Oxygen vacancies coupled with surface silicide facilitate CO2 activation at near-room temperature for efficient methane productivity on Ni-oxide supported Pd nanoparticles

Abstract

The catalytic conversion of carbon dioxide (CO₂) into valuable commodities such as methane (CH₄) via CO₂ methanation stands as a promising avenue for addressing both energy and environmental challenges. Considering the exothermic nature of the CO₂ methanation reaction, low temperature is beneficial for high CH₄ productivity. However, the high stability of linear CO₂ molecules demands highly active catalysts for activation at low temperatures. In response, we have developed binary catalysts comprising tetrahedral symmetric Ni-oxide-supported Pd nanoparticles with a surface coating of silicide (NiO_TPdX-T, X = Pd/Ni ratio). The as-prepared NiO_TPdX-T catalyst with a Pd/Ni ratio of 1.5 (hereafter denoted as NiO_TPd15-T) initiates CO₂ methanation at an unprecedentedly low temperature of 50 °C with 100% CH₄ selectivity and achieves an outstanding CH₄ productivity of ∼6858 mmol g⁻¹ h⁻¹ at 300 °C temperature, surpassing its monometallic counterparts (NiO_T-T (∼3899 mmol g⁻¹ h⁻¹) and Pd-T (∼331 mmol g⁻¹ h⁻¹)) by several fold.
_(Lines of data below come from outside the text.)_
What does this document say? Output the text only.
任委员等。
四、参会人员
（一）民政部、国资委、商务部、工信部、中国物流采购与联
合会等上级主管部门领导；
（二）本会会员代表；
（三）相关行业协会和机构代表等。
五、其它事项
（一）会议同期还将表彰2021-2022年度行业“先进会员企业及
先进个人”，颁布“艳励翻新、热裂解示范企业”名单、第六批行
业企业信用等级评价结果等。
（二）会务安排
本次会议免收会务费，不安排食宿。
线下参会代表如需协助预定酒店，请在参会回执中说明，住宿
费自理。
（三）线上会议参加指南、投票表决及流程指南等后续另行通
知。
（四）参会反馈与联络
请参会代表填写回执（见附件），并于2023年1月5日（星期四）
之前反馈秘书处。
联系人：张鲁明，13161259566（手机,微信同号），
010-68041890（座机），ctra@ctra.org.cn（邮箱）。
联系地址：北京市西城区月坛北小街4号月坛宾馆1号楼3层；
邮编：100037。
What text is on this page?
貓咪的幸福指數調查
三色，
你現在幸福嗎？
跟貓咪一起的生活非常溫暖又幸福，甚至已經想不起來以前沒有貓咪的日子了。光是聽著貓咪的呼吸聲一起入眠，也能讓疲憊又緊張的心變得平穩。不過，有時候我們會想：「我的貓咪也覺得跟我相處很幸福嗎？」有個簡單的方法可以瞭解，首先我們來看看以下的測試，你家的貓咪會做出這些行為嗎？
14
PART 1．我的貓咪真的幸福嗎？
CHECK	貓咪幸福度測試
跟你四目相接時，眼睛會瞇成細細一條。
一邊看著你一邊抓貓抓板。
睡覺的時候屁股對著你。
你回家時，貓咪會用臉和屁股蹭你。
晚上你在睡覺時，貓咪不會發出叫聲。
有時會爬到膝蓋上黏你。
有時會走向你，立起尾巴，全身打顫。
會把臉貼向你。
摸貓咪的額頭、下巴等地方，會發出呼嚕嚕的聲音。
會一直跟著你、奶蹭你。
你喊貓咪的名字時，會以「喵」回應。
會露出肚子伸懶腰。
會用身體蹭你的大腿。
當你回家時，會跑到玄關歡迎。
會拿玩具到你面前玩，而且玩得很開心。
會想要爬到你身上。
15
With insights from comprehensive physical and electrochemical investigations along with ambient pressure X-ray photoelectron spectroscopy (APXPS) observations, we demonstrated that the remarkably high CH₄ productivity of the NiO_TPd15-T catalyst originates from the local cooperation between oxygen vacancies (O^V)s in the Ni-oxide support, surface silicide and adjacent Pd nanoparticles. During CO₂ conversion, the O^Vs and surface silicide facilitate CO₂ activation, while Pd nanoparticles and metallic Ni domains promote hydrogen splitting. We envision that the obtained results will open new perspectives for designing high-performance catalysts possessing multiple active sites for the CO₂ reduction reaction.